Venture Results To Date

In February 2006, Casa Esperanza launched the Give Hope a Ride Vehicle Donation program in earnest, pouring funds into advertising (mainly radio), leasing a car lot, obtaining a NM Dealer’s license, attending auctioneering school in Tennessee, hiring staff.  We now hold car auctions every six weeks, with 100 or so cars in each auction.  These events are widely advertised and well-attended, and it is the only public auction in Albuquerque that charges no entry fee.  Our net income since February, 2006 to September 30, 2009:  $980,615.48 – funds that go to support both the housing and patient navigation programs at Casa Esperanza. 


The program has outgrown its present lot, leading us to search for a new, larger lot complete with offices, to purchase.  We are researching the possibility of expanding our program to include taking cars for other local charities, providing all services through sale of the vehicle, with a percentage of the net going to Casa Esperanza.  Although we would have to pay NM State gross receipts taxes on these sales (as these vehicles are not a direct donation to Casa Esperanza), we would still profit, as would the many charities who now turn car donations away due to the many loops required to process such donations.

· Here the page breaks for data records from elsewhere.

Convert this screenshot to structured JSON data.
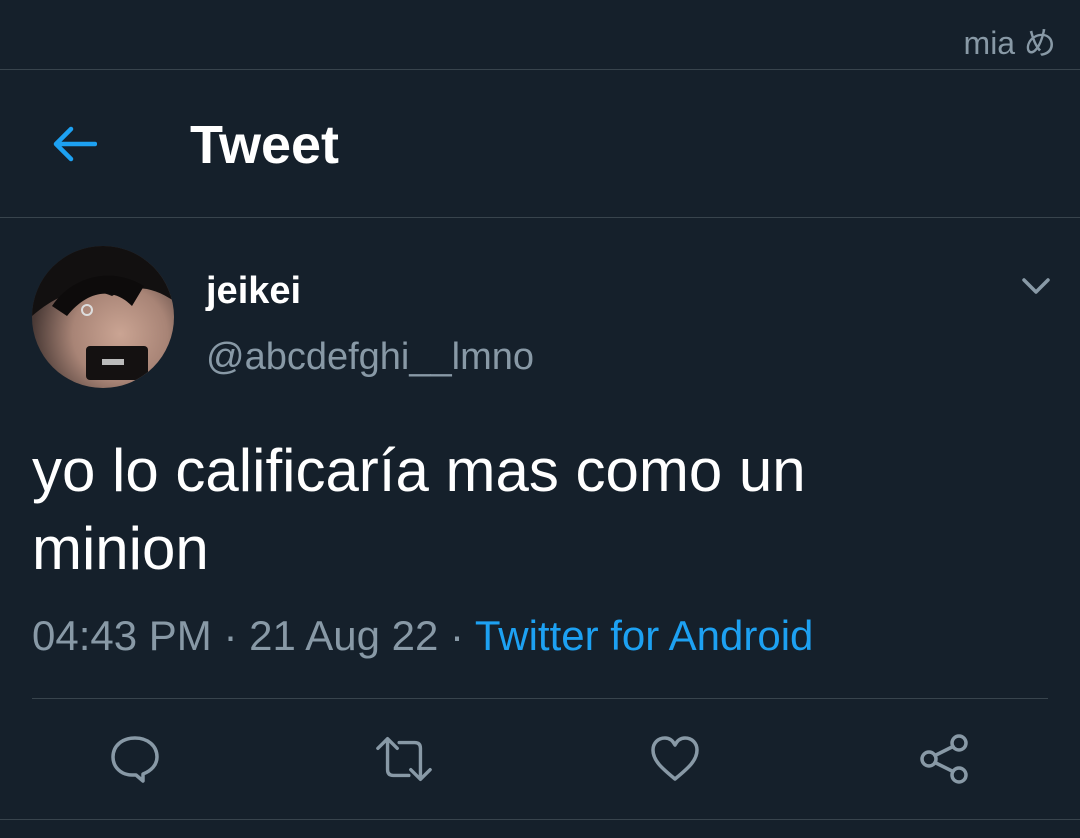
{
  "status_bar": {
    "carrier_text": "mia め"
  },
  "header": {
    "back_icon": "arrow-left-icon",
    "title": "Tweet"
  },
  "tweet": {
    "display_name": "jeikei",
    "handle": "@abcdefghi__lmno",
    "text": "yo lo calificaría mas como un\nminion",
    "time": "04:43 PM",
    "separator": "·",
    "date": "21 Aug 22",
    "source": "Twitter for Android"
  },
  "actions": [
    {
      "name": "reply",
      "icon": "comment-icon"
    },
    {
      "name": "retweet",
      "icon": "retweet-icon"
    },
    {
      "name": "like",
      "icon": "heart-icon"
    },
    {
      "name": "share",
      "icon": "share-icon"
    }
  ],
  "colors": {
    "background": "#15202b",
    "accent": "#1da1f2",
    "secondary_text": "#8899a6",
    "divider": "#38444d"
  }
}
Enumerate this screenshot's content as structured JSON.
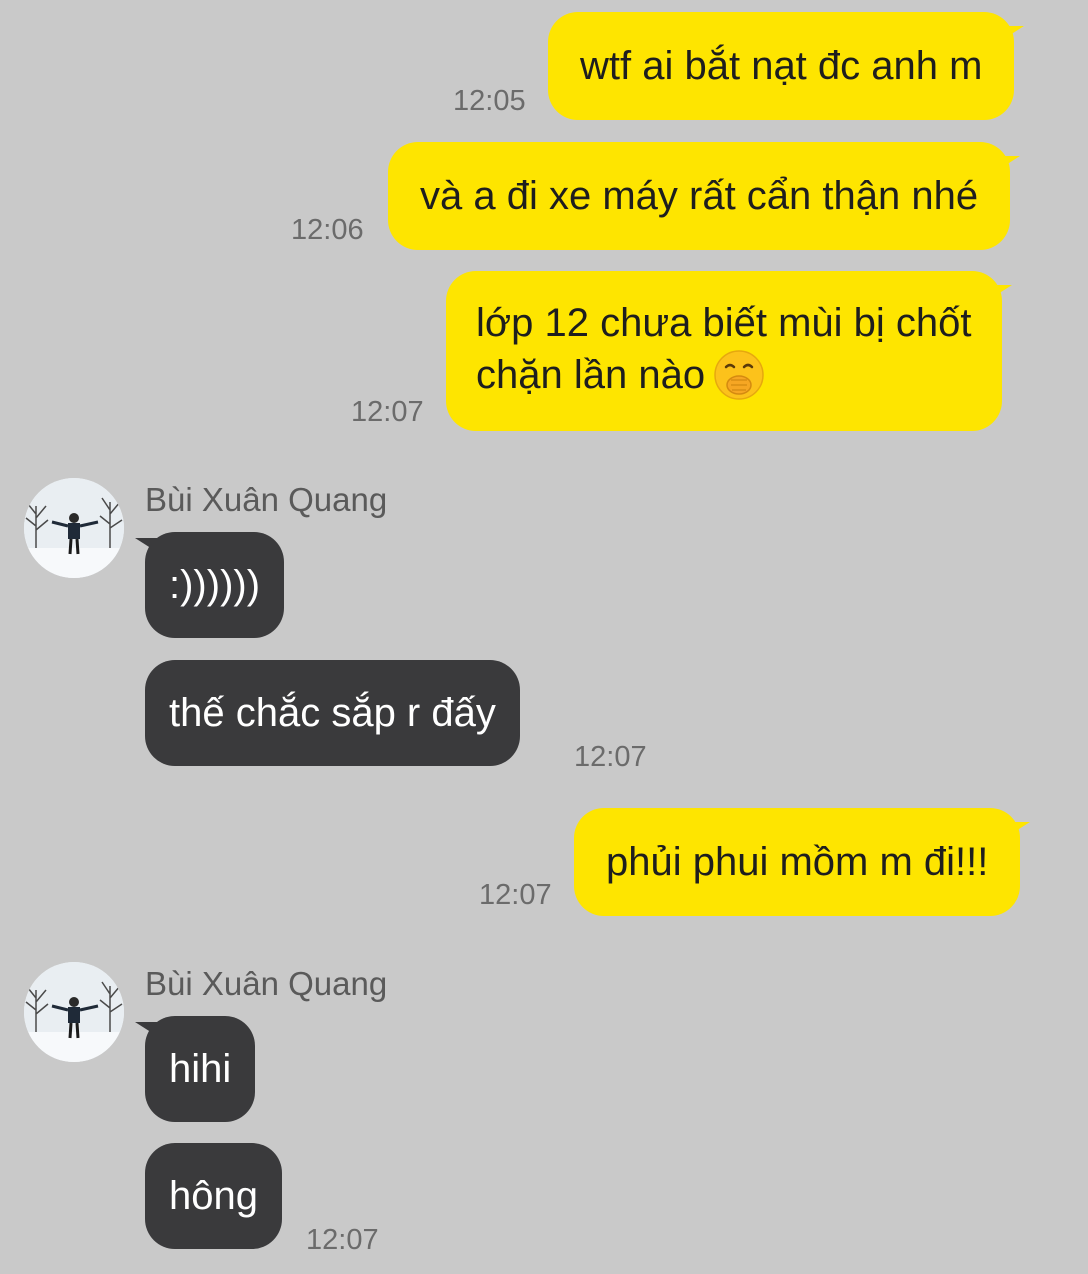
{
  "messages": [
    {
      "side": "out",
      "text": "wtf ai bắt nạt đc anh m",
      "time": "12:05"
    },
    {
      "side": "out",
      "text": "và a đi xe máy rất cẩn thận nhé",
      "time": "12:06"
    },
    {
      "side": "out",
      "lines": [
        "lớp 12 chưa biết mùi bị chốt",
        "chặn lần nào"
      ],
      "emoji": "face-with-hand-over-mouth-icon",
      "time": "12:07"
    },
    {
      "side": "in",
      "sender": "Bùi Xuân Quang",
      "text": ":))))))"
    },
    {
      "side": "in",
      "text": "thế chắc sắp r đấy",
      "time": "12:07"
    },
    {
      "side": "out",
      "text": "phủi phui mồm m đi!!!",
      "time": "12:07"
    },
    {
      "side": "in",
      "sender": "Bùi Xuân Quang",
      "text": "hihi"
    },
    {
      "side": "in",
      "text": "hông",
      "time": "12:07"
    }
  ],
  "colors": {
    "background": "#c9c9c9",
    "outgoing_bubble": "#fee500",
    "incoming_bubble": "#3a3a3c",
    "timestamp": "#6b6b6b"
  }
}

We are also exploring the feasibility of starting our own scrap business, as there is only one major player in town - one major player that sets the local price for scrap metal, which has fallen from a high of $600-$700 per car when we started, to a low of $250 per car presently.  Owning our own scrap business would also allow us to salvage good tires and other viable parts for re-sale.  As long as we sell only items that came to Casa Esperanza as a donation, we are spared from the state’s gross receipts tax. 


So, the social enterprise experiment continues for Casa Esperanza.  In these especially uncertain “donor” times, the car program is keeping our programs afloat and intact to benefit our client families.